Sunset through the campervan window at Priddy

“Send three and fourpence – going to a dance.”

Shaggy Soldier

It’s not a great photograph for sure, but the family name Galinsoga triggered the memory of a story my dad used to tell about a wartime message which began as “send reinforcements, going to advance” and having been passed by mouth from messenger to messenger finally arrived at headquarters as “Send three and fourpence, going to a dance”. The trigger, of course was the similarity, when spoken, between Galinsoga and Gallant Soldier.

As ever I turned to Geoffrey Grigson’s marvellous 1958 book “An Englishman’s Flora” which lists Latin and English folk names, county by county for hundreds of familiar flowering plants. Galinsoga is something of an outlier in the book because it lists only one name by way of explanation to describe these “thin, long legged, little flowered daisies, ray flowers white, disc flowers yellow – annual, naturalised little cockneys in a waste corner or uncultivated garden” and makes the link between the plant name and the 18th century Spanish botanist Don Mariano Martinez de Galinsoga.
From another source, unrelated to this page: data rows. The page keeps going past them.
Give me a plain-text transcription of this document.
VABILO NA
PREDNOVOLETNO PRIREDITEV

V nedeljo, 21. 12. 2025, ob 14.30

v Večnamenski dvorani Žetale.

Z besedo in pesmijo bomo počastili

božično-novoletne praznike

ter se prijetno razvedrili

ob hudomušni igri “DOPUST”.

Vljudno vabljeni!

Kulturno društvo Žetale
Many of the plants mentioned in the book have dozens of local folk names which would (at least the Oxfordshire ones) have been familiar to my mother. Every time I open the book I get a pang to think of the loss of local dialects; it only took a few turns of the page to discover that in Gloucestershire the Spindle tree was known as Skiver – which isn’t a name I’ve ever heard. But what about “Single Gussies”, “Smear Docken” or “Son afore the father”? What about “Arse smart”? The rich and earthy poetry of plant names has all but disappeared by now. I remember an old man in Pucklechurch delightedly telling my young sister that the Dandelion she’d picked was really called “Piss the Bed”. I can see the point of the Latin binomials if a native botanist of Gloucestershire was trying to compare Pulmonaria (Jerusalem Cowslip) notes with a neighbour from Herefordshire who called it Spotted Virgin” – but there’s a wealth of folklore and pre-scientific medical wisdom hidden within the local dialect names. It’s a great book to browse and I’ve almost worn my battered paperback copy out – I’ll have to shell out for a properly stitched hardback copy one of these days.